3.Wenn die EZB die Zinsen im zweiten Halbjahr 2019 tatsächlich erhöhen sollte, wird der Zinsschritt sehr klein sein. Die Euro-Zinsen bleiben vergleichsweise tief. Sollte sich der Kapitalmarkt wieder stabilisieren, rechnen wir mit steigenden Renditen bei Euro-Anleihen mit Top-Bonität, was Kursverluste zur Folge haben könnte.

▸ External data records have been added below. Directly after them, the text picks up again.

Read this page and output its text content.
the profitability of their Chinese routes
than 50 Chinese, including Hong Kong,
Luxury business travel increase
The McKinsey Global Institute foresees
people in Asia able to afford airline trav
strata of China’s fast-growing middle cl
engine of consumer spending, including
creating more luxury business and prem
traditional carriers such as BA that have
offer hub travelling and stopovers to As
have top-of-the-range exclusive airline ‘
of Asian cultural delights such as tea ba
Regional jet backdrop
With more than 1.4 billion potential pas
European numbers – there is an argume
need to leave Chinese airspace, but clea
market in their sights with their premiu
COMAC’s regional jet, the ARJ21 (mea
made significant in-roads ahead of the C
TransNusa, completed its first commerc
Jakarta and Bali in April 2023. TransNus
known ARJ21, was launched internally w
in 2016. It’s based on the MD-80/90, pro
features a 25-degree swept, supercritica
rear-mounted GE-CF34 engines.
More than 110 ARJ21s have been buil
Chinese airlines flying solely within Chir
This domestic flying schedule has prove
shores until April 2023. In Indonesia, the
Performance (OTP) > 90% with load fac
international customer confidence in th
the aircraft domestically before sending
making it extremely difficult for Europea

Mein Tipp: In einem gut diversifizierten Portfolio sollten solide nationale und internationale Aktien nicht fehlen. Eine breite Streuung mit einer Beimischung von Unternehmens-, Schwellenländer- und Wandelanleihen erscheint aus heutiger Sicht sinnvoll. Weiterhin am Vormarsch befinden sich nachhaltige Veranlagungen. Sie dienen dem Umweltschutz, unterstützen die zukunftsfähige Entwicklung unserer Gesellschaft und sind langfristig stabiler.


Peter Brezinschek, Chefanalyst der Raiffeisen Bank International AG

1.Das Sprichwort »politische Börsen haben kurze Beine« gilt seit 2018 nicht mehr. Und es wird auch für 2019 außer Kraft gesetzt. Denn die politischen Einflussfaktoren wie Brexit, globaler Handelskonflikt, US-Sanktionen und Schuldenthematik in Italien oder Frankreich sind Risiken, die jederzeit die Finanzmärk­te erschüttern können. Dagegen dürfte das Rezessionsgespenst eher weniger realistisch sein.

2.Die gespaltene Börsenentwicklung des Vorjahres mit relativ glimpflichem Verlauf in den USA, aber signifikanten Abwärtsbewegungen in Europa und den Schwellenländern sollte sich 2019 nicht wiederholen. Die positiven Effekte der US-Steuerreform laufen nämlich aus und auch die Konjunkturtrends sind nicht mehr so unterschiedlich. Da in den meisten Aktienmärkten zum Jahreswechsel auch schon Rezessionsängste eingebaut wurden, die sich 2019 noch nicht einstellen dürften, sehe ich im ersten Halbjahr einiges an Erholungspotenzial für die Börsen dies- und jenseits des Atlantiks. Auch der Brexit sollte in dieser Zeit abgehandelt sein. Doch im Jahresverlauf erwarte ich schwächere Gewinnaussichten der Unternehmen und in Richtung 2020 weiter abnehmendes BIP-Wachstum. Das dürfte in der zweiten Jahreshälfte für einen Rückwärtsgang an den Börsen sorgen.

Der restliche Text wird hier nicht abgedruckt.